跟從前一樣,韓孺子全應承下來,將得到的禮物分發給自己軍中的眾將士,包括大將軍分派給他的那兩千人。
天亮前吃飯,太陽一露頭,軍隊出發。
馬邑城離碎鐵城八百多里,但這是地圖上的距離,中間隔著崎嶇的大山和荒涼的戈壁,如果是急行軍,可以多攜馬匹並自帶乾糧,由塞外繞行,不計成本的話,三四天可到。
正常行軍則從關內繞行,每一日的行程都有詳細的規劃,營地、糧草由途中各縣負責安排,走得雖慢,卻很踏實。
之前由京城來北疆,行程比較急迫,韓孺子和他的一千部曲幾乎是被大軍裹挾著前進,感受不深,直到現在才第一次領軍行進,一路上學到不少東西。
與大多數人一樣,韓孺子之前有點瞧不起軍中的文吏,覺得他們不會打仗,還總挑將士的小錯,一個個都是陰險小人。

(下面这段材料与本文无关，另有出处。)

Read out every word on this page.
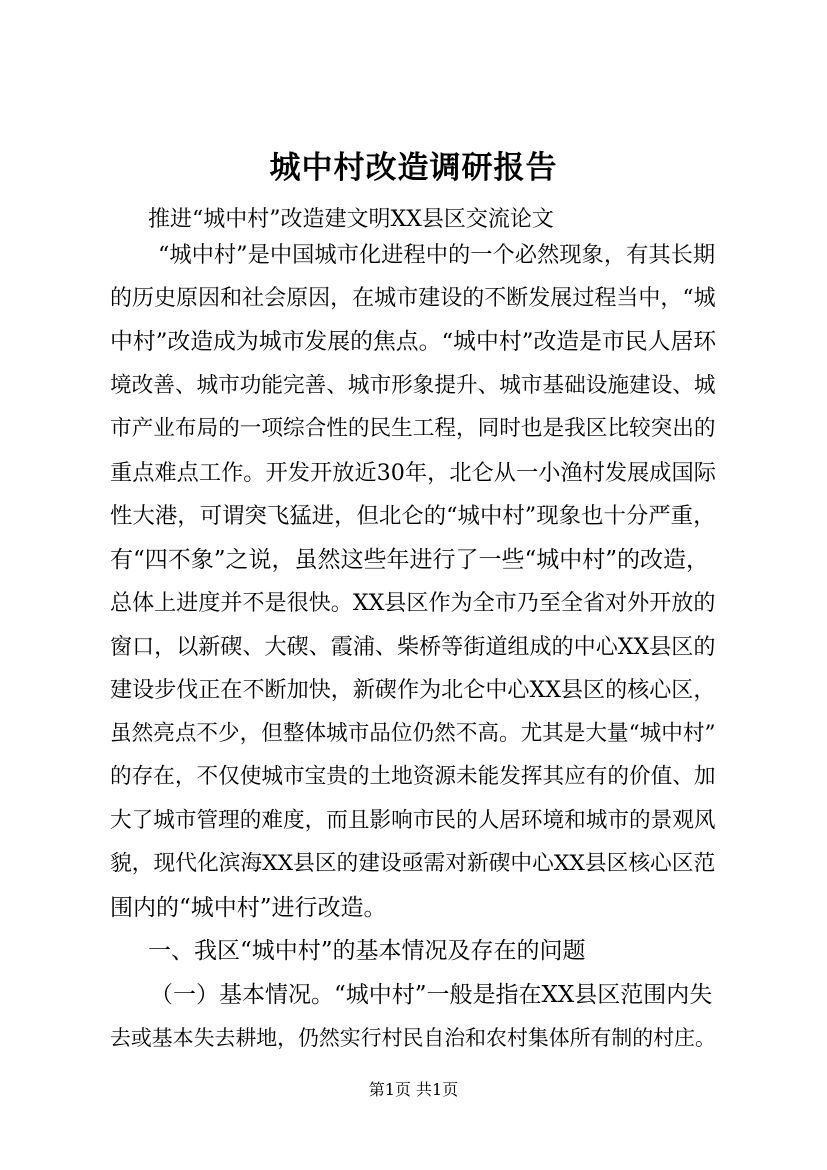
城中村改造调研报告
推进“城中村”改造建文明XX县区交流论文
“城中村”是中国城市化进程中的一个必然现象，有其长期
的历史原因和社会原因，在城市建设的不断发展过程当中，“城
中村”改造成为城市发展的焦点。“城中村”改造是市民人居环
境改善、城市功能完善、城市形象提升、城市基础设施建设、城
市产业布局的一项综合性的民生工程，同时也是我区比较突出的
重点难点工作。开发开放近30年，北仑从一小渔村发展成国际
性大港，可谓突飞猛进，但北仑的“城中村”现象也十分严重，
有“四不象”之说，虽然这些年进行了一些“城中村”的改造，
总体上进度并不是很快。XX县区作为全市乃至全省对外开放的
窗口，以新碶、大碶、霞浦、柴桥等街道组成的中心XX县区的
建设步伐正在不断加快，新碶作为北仑中心XX县区的核心区，
虽然亮点不少，但整体城市品位仍然不高。尤其是大量“城中村”
的存在，不仅使城市宝贵的土地资源未能发挥其应有的价值、加
大了城市管理的难度，而且影响市民的人居环境和城市的景观风
貌，现代化滨海XX县区的建设亟需对新碶中心XX县区核心区范
围内的“城中村”进行改造。
一、我区“城中村”的基本情况及存在的问题
（一）基本情况。“城中村”一般是指在XX县区范围内失
去或基本失去耕地，仍然实行村民自治和农村集体所有制的村庄。
第1页 共1页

這次行軍之後,韓孺子改變了看法,事實上,在行軍途中,他大多數時候都與軍吏們待在一起,與他們一塊預估時間、天氣、糧草、營地等數不盡的細節問題。沒辦法,幾乎每天都有意外發生,有人生病,有人的馬匹死了,一陣急雨耽擱了行程,途中還遇到一次「造反」,都需要軍中的文吏一一解決。
那是行軍第五天,行程過半,四千人剛剛入營,還沒來得及解鞍休息,所過之縣的縣尉匆忙跑來求助,說是有一群亂民明早將要攻打縣城,縣令得知了消息,手中卻沒有士兵能夠守城,正好趕上鎮北將軍到來,因此派縣尉借兵。
主簿提醒倦侯,沒有大將軍之令,行軍途中是不能進入任何城池的,只能在城外駐軍,更不能輕易向外借兵,必須等大將軍或是當地郡守的調度。
縣尉急壞了,跪下來乞求援助,天黑不久,縣令親自來了,指天發誓,願意承擔一切後果。
韓孺子已經打算出兵,柴悅悄悄向他建議:繼續行軍,留下少量將士,分行鄉里,聲稱要為後繼的大軍徵集糧草,以此威懾亂民,然後由縣令正常向上司求助。
韓孺子同意了,縣令、縣尉別無它法,也只能接受,派出城內不多的差人也去鄉下虛張聲勢,然後膽戰心驚地等待郡守派兵過來。
次日一早,韓孺子領軍上路,只留下一百人和數名軍吏。
他一直想著這件事,三天之後,消息傳來,本來要攻打縣城的那伙亂民,聽說大軍將至,立刻瓦解,頭目逃亡,還沒出縣就被活捉。
韓孺子越發覺得柴悅是個人才,只是不知該信他幾分。
第九天,留在後面的百名將士攆上來,全軍準時到達神雄關,仍然住在城外的營地里,準備次日一早穿城過關。
在這裡,韓孺子迎來了幾位熟人。
第一位是胖太監蔡興海,他以北軍監軍的身份早就到了神雄關,一直無所事事,被韓孺子要到自己身邊。
蔡興海從前是邊軍校尉,因為虛報首級而受刑入宮,再回邊疆之後卻不受待見,誰也不當他是將士,都以為他是一名到處打探消息的太監。
再見倦侯,蔡興海十分激動,跪在地上好半天才肯起身。
韓孺子當即任命他為馬軍校尉,身邊終於有了一個可信之人。
第二個熟人是杜穿雲,他從京城帶來幾封書信,不打算回去了,要跟著倦侯一塊去碎鐵城,「好男兒志在四方,我跟爺爺說了,他在京城養老,我去戰場上看看,有意思呢,就多待一會,沒意思再說。」
於是他留下給倦侯當侍衛,發誓戰爭結束之前再也不喝酒了,「可是也得求倦侯一件事,別再拋下我亂跑了,保護你不容易,看著你就更難了。」
崔小君寫來一封信,並無太多內容,希望倦侯馬到成功,表示家中一切安好。
還有兩封信來自崔家,崔騰的母親感謝倦侯對兒子的管教,十分客氣,沒有半句怨言,老君可就不同了,命人代寫了一封信,極其嚴厲地將倦侯痛斥一番,命令他戰爭結束之後必須將崔騰完整無缺地送回京城。